IronForce by RING POLICE ist bereit für das ADAC GT Masters. Drei Tage vor dem offiziellen Vorsaisontest in der Motorsport Arena Oschersleben hat der Rennstall das auffällige Design für seinen Porsche 911 GT3 R vorgestellt, mit dem Lucas Luhr (38/Ermantingen) und Jan-Erik Slooten (33/Jülich) erstmals in der "Liga der Supersportwagen" antreten werden. Alle 14 Saisonrennen des ADAC GT Masters werden auch 2018 von SPORT1 live und in voller Länge übertragen.
 
Der "Elfer" des Rennstalls aus Erkelenz wird mit seiner schwarz-weißen Beklebung, die durch bunte Farbakzente ergänzt wird, auf den sieben Rennstrecken des ADAC GT Masters für Aufsehen sorgen. Initiiert wurde das Projekt von Jan-Erik Slooten, der sich das Auto mit dem ehemaligen FIA-GT1-Weltmeister, ALMS-Champion und zweimaligen Sieger des ADAC Zurich 24h-Rennens Lucas Luhr teilt, und TV- und YouTube-Star JP Kraemer - beide große Motorsportenthusiasten. Sie entschlossen sich, sich zusammenzutun und ihre Teams und Kompetenzen einzubringen. Slooten stellt als Geschäftsführer von Team RING POLICE seine Crew und seine Motorsporterfahrung zur Verfügung, während Medienprofi Kraemer als Geschäftsführer von JP Performance mit seiner Reichweite den Zugang zur Fanbase und zu den Sponsoren ermöglicht.

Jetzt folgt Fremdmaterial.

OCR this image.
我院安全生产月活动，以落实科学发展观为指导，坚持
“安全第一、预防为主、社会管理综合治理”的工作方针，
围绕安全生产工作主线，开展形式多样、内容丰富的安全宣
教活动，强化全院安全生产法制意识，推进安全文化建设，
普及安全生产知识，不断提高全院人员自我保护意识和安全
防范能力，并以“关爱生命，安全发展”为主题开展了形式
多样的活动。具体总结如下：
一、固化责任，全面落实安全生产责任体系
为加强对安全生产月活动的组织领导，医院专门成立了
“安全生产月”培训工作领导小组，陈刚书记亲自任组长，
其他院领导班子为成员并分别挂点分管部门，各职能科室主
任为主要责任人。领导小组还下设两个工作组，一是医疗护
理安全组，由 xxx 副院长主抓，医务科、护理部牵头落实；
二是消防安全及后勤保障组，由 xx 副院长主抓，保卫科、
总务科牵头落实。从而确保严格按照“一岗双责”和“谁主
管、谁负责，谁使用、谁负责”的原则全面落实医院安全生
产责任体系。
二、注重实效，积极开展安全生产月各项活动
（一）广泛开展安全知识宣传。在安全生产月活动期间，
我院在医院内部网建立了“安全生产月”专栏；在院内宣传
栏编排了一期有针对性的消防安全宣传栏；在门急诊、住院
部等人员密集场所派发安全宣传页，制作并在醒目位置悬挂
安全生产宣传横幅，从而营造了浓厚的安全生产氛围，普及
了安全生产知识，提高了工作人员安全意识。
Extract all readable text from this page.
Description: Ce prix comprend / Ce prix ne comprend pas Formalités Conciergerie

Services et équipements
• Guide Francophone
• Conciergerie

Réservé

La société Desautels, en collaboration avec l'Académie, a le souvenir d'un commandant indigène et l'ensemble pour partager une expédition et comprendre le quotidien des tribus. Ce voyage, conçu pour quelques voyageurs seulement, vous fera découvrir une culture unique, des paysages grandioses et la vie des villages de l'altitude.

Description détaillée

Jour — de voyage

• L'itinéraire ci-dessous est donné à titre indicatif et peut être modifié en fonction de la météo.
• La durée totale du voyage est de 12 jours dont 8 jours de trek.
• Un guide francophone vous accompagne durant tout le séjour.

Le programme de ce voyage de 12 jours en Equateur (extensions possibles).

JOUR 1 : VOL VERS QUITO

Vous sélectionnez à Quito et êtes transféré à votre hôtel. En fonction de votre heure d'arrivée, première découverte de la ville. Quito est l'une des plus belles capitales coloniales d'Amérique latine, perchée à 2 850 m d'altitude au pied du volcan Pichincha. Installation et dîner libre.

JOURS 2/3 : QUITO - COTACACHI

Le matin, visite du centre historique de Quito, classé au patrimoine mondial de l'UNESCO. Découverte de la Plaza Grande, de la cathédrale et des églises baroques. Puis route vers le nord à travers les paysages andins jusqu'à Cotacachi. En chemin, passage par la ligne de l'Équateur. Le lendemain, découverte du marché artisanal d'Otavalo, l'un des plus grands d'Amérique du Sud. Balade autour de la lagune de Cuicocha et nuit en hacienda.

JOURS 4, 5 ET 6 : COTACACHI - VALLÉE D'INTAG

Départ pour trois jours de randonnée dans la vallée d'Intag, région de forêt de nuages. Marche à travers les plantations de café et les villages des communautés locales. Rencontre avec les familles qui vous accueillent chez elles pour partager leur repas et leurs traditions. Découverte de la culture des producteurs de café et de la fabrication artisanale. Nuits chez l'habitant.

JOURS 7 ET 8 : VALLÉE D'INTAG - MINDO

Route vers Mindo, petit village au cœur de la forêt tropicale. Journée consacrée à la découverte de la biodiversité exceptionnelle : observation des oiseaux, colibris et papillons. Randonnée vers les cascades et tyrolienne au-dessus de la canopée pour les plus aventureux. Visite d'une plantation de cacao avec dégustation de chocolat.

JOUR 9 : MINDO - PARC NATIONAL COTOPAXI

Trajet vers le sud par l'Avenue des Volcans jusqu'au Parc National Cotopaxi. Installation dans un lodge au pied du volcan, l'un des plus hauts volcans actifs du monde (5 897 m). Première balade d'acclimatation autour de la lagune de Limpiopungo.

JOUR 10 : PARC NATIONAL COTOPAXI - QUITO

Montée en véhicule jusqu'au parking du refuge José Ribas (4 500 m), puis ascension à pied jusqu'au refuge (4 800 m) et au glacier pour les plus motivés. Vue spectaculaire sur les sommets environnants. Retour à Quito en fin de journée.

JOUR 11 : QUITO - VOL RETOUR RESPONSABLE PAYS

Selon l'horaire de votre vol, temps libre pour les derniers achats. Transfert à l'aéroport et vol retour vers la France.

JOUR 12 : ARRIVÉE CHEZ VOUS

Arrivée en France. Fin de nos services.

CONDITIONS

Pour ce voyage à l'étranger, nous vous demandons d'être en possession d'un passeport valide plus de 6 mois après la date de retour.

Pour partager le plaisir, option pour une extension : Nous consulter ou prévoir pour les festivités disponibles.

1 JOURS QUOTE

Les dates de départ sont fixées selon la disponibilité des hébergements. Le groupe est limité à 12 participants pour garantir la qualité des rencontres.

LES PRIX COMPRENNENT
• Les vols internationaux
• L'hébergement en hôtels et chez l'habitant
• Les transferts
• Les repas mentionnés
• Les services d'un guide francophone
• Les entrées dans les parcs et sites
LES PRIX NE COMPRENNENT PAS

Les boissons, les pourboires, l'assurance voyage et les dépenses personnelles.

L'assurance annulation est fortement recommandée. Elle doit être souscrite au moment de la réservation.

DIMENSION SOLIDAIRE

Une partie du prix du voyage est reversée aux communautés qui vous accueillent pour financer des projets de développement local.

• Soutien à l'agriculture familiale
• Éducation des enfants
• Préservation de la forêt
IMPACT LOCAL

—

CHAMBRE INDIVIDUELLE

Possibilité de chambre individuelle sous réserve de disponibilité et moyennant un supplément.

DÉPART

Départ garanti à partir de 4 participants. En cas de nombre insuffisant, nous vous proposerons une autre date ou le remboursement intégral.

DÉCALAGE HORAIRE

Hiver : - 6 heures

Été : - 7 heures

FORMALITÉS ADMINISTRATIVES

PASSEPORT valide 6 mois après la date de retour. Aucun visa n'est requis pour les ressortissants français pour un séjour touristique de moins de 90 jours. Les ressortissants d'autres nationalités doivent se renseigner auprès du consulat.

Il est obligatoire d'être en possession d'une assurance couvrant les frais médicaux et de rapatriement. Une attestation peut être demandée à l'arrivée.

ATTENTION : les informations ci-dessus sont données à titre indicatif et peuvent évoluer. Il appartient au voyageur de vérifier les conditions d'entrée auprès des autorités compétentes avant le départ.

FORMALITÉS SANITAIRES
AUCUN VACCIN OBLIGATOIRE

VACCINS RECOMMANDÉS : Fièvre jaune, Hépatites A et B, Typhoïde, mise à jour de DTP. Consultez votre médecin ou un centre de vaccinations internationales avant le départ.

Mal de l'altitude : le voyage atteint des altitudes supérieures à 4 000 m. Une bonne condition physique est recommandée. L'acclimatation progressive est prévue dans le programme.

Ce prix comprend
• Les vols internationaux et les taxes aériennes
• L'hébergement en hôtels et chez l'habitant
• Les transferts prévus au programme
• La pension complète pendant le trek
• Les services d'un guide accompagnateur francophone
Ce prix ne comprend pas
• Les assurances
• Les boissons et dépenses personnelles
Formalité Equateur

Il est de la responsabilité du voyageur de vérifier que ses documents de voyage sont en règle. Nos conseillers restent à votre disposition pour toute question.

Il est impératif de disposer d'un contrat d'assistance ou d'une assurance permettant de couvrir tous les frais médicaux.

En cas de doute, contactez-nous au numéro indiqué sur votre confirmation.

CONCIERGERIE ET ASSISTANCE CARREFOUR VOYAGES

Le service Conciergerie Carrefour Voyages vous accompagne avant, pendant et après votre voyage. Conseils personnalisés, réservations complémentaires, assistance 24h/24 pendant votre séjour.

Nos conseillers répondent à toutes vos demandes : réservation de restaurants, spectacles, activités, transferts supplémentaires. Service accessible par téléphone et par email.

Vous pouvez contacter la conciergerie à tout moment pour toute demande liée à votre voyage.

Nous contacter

Ziel ist es, gemeinsam als Team IronForce Professionalität, Nahbarkeit und Spaß im Motorsport zu verbinden. Die Debütsaison im ADAC GT Masters hat IronForce by RING POLICE unter das Motto "Make Motorschpocht great again" gestellt.
 
Seinen ersten öffentlichen Auftritt hat IronForce by RING POLICE in der kommenden Woche beim offiziellen Vorsaisontest des ADAC GT Masters in der Motorsport Arena Oschersleben. In der Saisonvorbereitung absolvierte das Team bisher schon Testfahrten in Südeuropa. "Ich freue mich auf die große Herausforderung ADAC GT Masters und auf die nächste Woche mit den Testtagen in Oschersleben", so Jan-Erik Slooten. "Dort treffen wir erstmals auf die diesjährigen Konkurrenten. Es ist toll, dort viele alte Freunde wiederzusehen und die anderen Teams und Fahrer kennenzulernen. Es werden auf jeden Fall sehr besondere Tage für mich."